Not In My Backyard
IN LATE AUGUST LAST YEAR, 39-year-old Michael Lewis Arthur Meyer exited La Gitana bar in Arivaca, Arizona, took out his phone, and started recording a video for his Facebook page: “So down here in Arivaca, if you like to traffic in children, if you like to make sure women and children have contraceptives before handing them off to the coyotes to be dragged through the desert, knowing they’re going to get raped along the way, if you’re involved in human trafficking or dope smuggling, these individuals have your back.”
Meyer, who had a trim red beard, dark sunglasses, and a camouflage American flag hat, aimed his cellphone camera at a wooden awning on a small white bungalow across the street from La Gitana, panning between two signs with the words “Arivaca Humanitarian Aid Office” and “Oficina De Ayuda Humanitaria” in turquoise letters.

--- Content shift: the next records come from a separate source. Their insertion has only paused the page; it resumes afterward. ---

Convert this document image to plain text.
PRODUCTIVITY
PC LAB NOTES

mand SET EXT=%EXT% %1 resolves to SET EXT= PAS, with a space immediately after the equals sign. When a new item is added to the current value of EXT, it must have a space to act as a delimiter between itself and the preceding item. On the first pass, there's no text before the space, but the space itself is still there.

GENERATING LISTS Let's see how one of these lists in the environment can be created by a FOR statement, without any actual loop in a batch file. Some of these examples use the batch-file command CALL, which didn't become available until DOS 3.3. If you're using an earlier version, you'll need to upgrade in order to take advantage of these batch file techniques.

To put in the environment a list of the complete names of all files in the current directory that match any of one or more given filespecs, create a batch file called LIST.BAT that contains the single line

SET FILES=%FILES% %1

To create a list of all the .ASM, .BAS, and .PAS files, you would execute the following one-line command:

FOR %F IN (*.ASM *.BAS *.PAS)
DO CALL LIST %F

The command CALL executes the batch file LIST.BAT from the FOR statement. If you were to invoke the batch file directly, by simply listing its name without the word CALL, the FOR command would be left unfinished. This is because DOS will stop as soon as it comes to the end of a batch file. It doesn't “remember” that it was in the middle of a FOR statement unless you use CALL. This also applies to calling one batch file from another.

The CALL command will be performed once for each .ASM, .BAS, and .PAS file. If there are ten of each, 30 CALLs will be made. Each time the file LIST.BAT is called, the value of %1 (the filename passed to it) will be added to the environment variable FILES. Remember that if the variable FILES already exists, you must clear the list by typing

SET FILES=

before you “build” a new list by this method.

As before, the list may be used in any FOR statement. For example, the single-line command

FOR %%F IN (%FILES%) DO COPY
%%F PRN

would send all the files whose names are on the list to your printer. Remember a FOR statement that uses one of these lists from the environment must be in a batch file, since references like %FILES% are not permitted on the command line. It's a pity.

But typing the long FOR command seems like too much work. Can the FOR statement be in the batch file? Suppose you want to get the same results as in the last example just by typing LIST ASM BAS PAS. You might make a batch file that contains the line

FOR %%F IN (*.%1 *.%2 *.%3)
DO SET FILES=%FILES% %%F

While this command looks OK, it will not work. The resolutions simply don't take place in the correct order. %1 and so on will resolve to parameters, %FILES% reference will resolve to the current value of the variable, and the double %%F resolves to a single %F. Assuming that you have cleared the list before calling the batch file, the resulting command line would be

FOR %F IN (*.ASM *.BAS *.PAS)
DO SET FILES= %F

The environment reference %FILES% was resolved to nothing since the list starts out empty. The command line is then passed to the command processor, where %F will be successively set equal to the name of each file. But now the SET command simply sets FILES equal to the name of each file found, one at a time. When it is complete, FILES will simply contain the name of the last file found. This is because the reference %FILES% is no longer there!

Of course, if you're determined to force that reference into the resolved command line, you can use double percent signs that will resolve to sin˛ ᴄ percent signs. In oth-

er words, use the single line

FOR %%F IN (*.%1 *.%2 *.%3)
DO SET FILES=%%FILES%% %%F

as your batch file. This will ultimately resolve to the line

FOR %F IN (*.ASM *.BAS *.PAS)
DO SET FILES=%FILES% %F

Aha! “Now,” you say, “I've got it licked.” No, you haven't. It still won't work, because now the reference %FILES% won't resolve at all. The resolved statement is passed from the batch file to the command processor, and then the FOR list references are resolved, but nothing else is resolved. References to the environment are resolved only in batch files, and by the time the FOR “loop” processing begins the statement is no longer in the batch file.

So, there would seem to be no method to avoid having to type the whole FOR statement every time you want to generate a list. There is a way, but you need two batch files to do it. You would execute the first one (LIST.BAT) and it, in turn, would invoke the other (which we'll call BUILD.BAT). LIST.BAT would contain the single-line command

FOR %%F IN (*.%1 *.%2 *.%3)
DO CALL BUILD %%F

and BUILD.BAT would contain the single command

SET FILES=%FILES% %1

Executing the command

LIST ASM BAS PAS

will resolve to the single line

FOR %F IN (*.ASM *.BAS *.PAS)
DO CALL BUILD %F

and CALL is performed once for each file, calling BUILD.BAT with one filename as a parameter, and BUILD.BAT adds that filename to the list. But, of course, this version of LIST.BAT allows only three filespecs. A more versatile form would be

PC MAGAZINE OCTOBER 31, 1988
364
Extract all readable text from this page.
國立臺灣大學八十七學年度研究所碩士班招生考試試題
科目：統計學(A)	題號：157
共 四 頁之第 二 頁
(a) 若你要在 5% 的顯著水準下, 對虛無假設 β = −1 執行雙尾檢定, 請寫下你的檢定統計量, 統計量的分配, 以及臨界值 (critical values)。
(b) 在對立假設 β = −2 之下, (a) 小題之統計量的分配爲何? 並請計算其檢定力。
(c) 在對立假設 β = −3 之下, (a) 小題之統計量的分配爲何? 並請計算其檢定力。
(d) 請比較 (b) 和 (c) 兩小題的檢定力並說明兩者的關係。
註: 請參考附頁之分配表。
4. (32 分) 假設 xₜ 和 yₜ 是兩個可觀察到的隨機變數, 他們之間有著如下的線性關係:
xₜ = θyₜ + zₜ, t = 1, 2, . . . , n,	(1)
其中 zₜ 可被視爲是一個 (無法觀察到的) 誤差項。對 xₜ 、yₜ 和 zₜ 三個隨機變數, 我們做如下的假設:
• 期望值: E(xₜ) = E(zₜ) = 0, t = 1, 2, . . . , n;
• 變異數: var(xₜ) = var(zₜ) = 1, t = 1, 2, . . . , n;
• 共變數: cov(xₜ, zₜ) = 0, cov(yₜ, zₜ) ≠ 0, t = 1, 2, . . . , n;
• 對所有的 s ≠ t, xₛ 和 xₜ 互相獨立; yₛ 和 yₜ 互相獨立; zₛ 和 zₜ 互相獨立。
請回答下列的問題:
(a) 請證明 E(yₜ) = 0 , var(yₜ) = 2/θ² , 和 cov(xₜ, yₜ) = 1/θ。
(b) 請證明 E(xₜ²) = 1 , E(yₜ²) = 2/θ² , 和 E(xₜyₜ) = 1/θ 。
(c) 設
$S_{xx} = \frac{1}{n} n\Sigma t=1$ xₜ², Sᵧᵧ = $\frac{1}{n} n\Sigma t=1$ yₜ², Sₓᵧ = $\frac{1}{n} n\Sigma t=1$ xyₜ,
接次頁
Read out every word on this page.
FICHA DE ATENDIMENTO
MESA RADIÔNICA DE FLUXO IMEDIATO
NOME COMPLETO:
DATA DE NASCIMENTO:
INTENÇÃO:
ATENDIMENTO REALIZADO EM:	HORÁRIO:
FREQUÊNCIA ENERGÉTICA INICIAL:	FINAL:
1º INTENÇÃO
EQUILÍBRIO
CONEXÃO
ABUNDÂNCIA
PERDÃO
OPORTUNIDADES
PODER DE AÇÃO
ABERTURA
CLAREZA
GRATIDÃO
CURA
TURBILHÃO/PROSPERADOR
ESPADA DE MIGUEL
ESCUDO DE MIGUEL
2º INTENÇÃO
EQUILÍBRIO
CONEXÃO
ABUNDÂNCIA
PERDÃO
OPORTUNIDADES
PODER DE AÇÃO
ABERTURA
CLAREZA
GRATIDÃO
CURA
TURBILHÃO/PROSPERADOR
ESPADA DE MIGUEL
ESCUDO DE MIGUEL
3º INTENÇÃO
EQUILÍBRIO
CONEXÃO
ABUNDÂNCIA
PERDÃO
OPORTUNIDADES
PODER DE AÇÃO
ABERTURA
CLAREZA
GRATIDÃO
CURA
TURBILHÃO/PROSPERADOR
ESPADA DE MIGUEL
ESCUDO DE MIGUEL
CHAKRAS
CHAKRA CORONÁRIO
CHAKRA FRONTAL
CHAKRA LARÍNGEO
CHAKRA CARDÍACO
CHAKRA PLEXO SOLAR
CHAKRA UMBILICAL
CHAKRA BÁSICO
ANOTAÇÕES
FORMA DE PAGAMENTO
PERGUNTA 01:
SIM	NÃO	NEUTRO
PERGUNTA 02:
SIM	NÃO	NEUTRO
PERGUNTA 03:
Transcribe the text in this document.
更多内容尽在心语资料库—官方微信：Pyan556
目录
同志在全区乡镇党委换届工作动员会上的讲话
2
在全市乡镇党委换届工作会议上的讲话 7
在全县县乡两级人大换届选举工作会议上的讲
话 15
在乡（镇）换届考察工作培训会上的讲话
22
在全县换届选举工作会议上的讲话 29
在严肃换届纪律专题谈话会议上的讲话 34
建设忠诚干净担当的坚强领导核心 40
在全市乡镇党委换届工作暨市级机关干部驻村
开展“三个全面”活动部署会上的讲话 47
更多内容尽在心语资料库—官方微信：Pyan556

The video went on for nine and a half minutes, as Meyer, the leader of a group called Veterans on Patrol, which had more than 70,000 followers on Facebook, talked about stopping border crossers and searching abandoned mineshafts for evidence of trafficked women and children. Every couple of minutes he would return to the aid office.
“If you’re ever down here in Arivaca,” he told his audience, “if you want to know who helps child traffickers, if you want to know who helps dope smugglers, if you want to know who helps ISIS, if you want to know who helps La Raza, MS-13, any of ’em, any of the bad guys, these people help ’em.”